Une pire ennemie, on y pense encore plus qu'à une meilleure amie, c'est fou le cerveau humain.
A l'amour... à la haine 10 étoiles

"Ariane" de Myriam Leroy (208p)
Ed. Don Quichotte.

Bonjour les fous de lectures....
Myriam Leroy est une journaliste belge. "Ariane" est son premier roman.
L'histoire se passe en Belgique, dans une commune un peu triste et sans intérêt (dixit la narratrice ) du Brabant Wallon dans les années 1990.
La narratrice, issue d'un milieu modeste, a une douzaine d'année quand elle rencontre Ariane qui, elle, gravite dans un "monde de riches".
Ces deux gamines n'auraient jamais dû se rencontrer si la narratrice n'avait fréquenté un collège huppé dont elle essaye d'adopter les codes de vie.
Bientôt, les deux adolescentes ne font plus qu'un ...
C'est "à la vie, à la mort"...
C'est trop.
La narratrice nous raconte cette période de sa vie (deux ans), cette relation entre elle et son binôme.
Cette amitié toxique qui petit à petit se développe entre elles et les marquera pour le restant de leurs vies.
Toute une palette de sentiments se retrouve entre ces deux filles:
L'amitié, l'amour, la jalousie, la manipulation, la toxicité et enfin , la haine.
Même si il est difficile de trouver de l'empathie pour la narratrice que l'on a souvent envie de recadrer ( mais je pense que c'était voulu par l'autrice), voici un très bon premier roman qui se lit d'une traite.
Le langage, parfois cru, ne tombe jamais dans la vulgarité et le récit est bien loin des mièvreries d'adolescentes.
Roman psychologique qui se lit comme un thriller, c'est glaçant, c'est sombre, c'est caustique mais on en redemande.
Très bien écrit.
Impossible que cela vous laisse indifférent.
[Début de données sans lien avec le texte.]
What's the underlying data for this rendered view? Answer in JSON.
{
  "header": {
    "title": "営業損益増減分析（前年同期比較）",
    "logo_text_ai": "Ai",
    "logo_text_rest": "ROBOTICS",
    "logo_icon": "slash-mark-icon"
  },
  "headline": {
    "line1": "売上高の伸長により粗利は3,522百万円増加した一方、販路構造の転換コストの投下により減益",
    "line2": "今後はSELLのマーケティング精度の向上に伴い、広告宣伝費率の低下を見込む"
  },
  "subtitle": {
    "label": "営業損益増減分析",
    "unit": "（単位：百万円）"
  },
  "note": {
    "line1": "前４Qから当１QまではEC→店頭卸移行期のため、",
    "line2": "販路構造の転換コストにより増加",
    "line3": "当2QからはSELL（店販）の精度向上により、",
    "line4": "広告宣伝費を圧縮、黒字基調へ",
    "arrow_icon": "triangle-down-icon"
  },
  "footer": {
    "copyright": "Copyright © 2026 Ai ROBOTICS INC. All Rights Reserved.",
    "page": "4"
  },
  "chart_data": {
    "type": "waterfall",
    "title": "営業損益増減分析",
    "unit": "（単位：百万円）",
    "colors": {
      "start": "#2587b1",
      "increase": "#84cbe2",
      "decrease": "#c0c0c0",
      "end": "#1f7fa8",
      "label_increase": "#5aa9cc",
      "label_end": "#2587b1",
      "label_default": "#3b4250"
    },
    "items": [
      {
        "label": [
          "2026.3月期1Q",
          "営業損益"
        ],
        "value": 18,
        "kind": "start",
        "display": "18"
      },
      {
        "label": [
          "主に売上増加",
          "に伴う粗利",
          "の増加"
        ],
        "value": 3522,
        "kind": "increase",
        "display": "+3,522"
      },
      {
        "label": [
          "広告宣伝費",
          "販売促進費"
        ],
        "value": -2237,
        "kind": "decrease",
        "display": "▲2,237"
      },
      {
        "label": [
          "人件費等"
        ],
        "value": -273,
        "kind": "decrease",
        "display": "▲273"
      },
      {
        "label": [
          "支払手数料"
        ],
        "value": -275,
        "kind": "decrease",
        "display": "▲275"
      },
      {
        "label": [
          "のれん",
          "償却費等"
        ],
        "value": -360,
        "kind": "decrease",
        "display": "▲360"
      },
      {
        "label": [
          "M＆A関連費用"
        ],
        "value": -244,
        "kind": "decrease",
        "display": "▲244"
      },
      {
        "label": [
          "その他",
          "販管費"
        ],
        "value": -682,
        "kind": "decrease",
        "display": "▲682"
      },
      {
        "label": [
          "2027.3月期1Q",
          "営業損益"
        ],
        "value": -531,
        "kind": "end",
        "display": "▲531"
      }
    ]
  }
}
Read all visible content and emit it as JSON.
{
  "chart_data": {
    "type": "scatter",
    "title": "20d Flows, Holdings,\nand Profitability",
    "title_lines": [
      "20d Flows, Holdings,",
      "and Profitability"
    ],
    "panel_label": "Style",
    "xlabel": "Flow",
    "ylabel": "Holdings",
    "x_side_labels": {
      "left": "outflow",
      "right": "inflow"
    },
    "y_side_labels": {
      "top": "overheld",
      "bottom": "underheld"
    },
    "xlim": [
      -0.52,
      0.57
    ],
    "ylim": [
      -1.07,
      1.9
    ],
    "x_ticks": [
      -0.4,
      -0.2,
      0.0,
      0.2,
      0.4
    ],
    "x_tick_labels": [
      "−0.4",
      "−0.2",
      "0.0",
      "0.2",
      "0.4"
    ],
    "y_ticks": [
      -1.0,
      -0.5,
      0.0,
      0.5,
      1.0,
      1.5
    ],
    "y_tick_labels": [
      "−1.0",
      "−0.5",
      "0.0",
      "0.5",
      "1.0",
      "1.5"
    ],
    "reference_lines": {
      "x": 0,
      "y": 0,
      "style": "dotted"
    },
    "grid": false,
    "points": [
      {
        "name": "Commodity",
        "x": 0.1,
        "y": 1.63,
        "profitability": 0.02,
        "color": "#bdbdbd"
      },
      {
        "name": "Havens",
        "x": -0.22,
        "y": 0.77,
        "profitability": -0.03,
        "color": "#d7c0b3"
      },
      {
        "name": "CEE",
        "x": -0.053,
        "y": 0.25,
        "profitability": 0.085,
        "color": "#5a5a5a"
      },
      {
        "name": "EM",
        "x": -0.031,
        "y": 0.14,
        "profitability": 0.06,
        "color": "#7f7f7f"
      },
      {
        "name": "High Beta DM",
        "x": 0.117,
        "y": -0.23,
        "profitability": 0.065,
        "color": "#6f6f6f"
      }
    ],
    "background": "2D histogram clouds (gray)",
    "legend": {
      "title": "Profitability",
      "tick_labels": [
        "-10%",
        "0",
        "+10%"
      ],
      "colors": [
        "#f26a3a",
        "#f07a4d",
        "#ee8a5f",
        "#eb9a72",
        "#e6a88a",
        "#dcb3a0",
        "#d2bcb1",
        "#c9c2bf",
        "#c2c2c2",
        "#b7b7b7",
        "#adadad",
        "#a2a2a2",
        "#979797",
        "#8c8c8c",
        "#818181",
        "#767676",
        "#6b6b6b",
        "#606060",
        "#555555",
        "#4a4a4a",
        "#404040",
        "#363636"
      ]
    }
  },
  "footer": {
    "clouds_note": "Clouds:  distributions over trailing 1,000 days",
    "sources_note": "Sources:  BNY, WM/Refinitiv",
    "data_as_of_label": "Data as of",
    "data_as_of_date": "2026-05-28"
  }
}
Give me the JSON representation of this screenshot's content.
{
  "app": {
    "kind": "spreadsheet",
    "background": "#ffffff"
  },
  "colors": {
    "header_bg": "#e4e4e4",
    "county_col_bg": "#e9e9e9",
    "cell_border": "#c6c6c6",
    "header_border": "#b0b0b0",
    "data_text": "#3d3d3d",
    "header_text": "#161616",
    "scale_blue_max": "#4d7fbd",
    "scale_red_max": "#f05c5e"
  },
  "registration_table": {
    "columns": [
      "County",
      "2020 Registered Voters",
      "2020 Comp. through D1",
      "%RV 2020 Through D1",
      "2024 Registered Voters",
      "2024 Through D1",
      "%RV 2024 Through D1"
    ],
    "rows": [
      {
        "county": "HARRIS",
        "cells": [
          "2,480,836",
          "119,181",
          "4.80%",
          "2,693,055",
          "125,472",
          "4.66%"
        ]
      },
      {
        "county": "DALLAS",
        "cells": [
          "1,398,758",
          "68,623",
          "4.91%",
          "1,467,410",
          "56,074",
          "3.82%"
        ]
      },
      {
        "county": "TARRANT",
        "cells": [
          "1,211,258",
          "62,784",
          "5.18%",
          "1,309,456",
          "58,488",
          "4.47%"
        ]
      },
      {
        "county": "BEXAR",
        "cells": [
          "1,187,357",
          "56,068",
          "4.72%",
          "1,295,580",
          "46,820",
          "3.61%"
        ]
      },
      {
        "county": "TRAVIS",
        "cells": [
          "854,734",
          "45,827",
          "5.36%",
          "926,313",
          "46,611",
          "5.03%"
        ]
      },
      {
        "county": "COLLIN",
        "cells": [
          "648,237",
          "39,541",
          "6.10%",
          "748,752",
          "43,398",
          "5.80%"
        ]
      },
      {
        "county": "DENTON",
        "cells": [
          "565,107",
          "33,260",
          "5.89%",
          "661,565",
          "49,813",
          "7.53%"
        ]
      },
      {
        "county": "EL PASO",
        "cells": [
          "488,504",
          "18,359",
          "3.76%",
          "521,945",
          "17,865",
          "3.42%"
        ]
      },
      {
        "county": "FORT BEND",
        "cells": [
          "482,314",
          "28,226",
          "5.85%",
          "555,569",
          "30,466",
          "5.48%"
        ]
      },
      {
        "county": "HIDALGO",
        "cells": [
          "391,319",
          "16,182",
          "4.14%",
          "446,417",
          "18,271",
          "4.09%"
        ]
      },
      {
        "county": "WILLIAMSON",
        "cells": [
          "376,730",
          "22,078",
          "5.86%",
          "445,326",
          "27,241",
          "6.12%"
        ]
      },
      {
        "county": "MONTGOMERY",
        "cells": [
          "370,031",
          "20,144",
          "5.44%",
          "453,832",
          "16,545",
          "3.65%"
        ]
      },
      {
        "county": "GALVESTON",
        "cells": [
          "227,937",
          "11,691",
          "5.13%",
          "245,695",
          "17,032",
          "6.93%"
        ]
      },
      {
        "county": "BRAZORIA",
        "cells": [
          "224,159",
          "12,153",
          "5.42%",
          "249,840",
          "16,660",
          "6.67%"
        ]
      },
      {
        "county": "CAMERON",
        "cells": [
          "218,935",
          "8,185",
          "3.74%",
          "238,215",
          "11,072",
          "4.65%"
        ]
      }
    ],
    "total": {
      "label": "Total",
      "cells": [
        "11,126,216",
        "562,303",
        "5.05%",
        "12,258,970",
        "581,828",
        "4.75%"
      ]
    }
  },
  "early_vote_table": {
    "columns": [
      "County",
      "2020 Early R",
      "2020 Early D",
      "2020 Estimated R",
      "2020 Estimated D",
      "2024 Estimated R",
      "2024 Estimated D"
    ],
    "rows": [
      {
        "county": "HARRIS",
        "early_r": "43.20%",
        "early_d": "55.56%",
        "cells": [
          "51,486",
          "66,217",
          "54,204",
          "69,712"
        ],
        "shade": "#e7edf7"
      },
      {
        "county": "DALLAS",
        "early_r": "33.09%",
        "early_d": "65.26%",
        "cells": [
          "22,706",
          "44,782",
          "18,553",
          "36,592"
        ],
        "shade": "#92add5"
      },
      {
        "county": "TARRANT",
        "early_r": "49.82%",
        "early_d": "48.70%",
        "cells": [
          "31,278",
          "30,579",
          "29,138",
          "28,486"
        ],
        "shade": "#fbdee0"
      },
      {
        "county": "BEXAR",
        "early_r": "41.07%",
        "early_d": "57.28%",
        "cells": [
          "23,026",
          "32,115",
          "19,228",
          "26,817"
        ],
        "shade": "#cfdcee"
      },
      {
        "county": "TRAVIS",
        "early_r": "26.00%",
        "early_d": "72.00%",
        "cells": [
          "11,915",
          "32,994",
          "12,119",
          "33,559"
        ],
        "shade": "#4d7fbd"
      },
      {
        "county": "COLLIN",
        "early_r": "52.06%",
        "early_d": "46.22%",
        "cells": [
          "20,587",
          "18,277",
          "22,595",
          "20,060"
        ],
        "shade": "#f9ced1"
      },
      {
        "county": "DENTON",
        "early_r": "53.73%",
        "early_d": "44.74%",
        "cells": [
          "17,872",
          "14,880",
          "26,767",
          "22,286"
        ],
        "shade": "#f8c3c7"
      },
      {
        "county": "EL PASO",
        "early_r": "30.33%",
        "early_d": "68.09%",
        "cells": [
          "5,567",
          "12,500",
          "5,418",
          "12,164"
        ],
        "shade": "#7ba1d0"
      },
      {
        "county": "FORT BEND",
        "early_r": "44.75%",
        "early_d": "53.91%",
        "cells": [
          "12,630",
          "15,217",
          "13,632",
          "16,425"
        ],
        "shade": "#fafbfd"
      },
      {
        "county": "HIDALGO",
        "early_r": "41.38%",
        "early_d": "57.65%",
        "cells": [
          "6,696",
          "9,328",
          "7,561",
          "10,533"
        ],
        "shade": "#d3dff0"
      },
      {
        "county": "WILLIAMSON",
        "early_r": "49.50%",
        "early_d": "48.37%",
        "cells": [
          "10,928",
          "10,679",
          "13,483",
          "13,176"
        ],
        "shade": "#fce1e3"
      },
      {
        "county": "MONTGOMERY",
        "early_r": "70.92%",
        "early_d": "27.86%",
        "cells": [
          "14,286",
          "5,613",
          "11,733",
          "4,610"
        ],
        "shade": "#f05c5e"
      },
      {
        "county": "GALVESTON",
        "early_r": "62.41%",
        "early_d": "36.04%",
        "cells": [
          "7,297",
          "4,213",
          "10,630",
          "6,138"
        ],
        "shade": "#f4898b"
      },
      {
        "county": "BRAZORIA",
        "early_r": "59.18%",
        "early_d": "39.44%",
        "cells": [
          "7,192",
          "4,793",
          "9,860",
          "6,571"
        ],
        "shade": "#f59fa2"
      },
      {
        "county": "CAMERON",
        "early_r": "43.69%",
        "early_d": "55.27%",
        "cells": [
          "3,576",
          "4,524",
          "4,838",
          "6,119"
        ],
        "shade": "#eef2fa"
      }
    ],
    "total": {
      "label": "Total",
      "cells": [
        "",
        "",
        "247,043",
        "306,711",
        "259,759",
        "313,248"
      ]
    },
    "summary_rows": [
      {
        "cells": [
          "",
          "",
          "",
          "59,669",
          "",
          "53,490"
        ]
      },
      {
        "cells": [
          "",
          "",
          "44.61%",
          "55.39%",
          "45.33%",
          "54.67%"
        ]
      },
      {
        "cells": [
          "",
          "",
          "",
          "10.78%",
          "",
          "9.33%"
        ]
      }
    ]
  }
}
Faby de Caparica - - 62 ans - 24 septembre 2020


Mon amie est mon ennemie 9 étoiles

Plus connue dans mon esprit comme chroniqueuse et femme de radio, Myriam Leroy se lance dans l’écriture en sortant un premier roman réaliste en s’identifiant à la narratrice, victime d’une amie exclusive, manipulatrice, voire violente.

De prime abord, j’abhorre les romans sans chapitre qui ne marquent aucune coupure, mais ici, en lisant les trois premières pages on est vite ferré et happé tant par le récit que par le style, on le ne lâchera plus avant la fin.

L’écriture est fluide même si on évoque parfois des périodes plus récentes à cette histoire qui se déroule chronologiquement entre 1995 et 1998. Le lecteur ne sera distrait que par quelques terminologies plus difficilement perceptibles par ma génération ou par ce qui apparaît, disons le franchement, de nombreuses vulgarités. Cela fait partie du personnage (et de l'auteur).

Ce roman est aussi très belge. Il dépeint une Province du Brabant wallon noirci, presque comme l’enfer sur terre. Je ne suis pas sûr que c’est comme cela que tout le monde voit les choses, mais cela fait partie de l’ambiance de cette histoire où beaucoup de personnages relèvent de la psychiatrie, sont maniaco-dépressifs ou sont dépeints comme des êtres falots.

Une vraie réussite littéraire, et aussi une grande curiosité sur ce que l’auteur pourra encore nous livrer de moins personnel.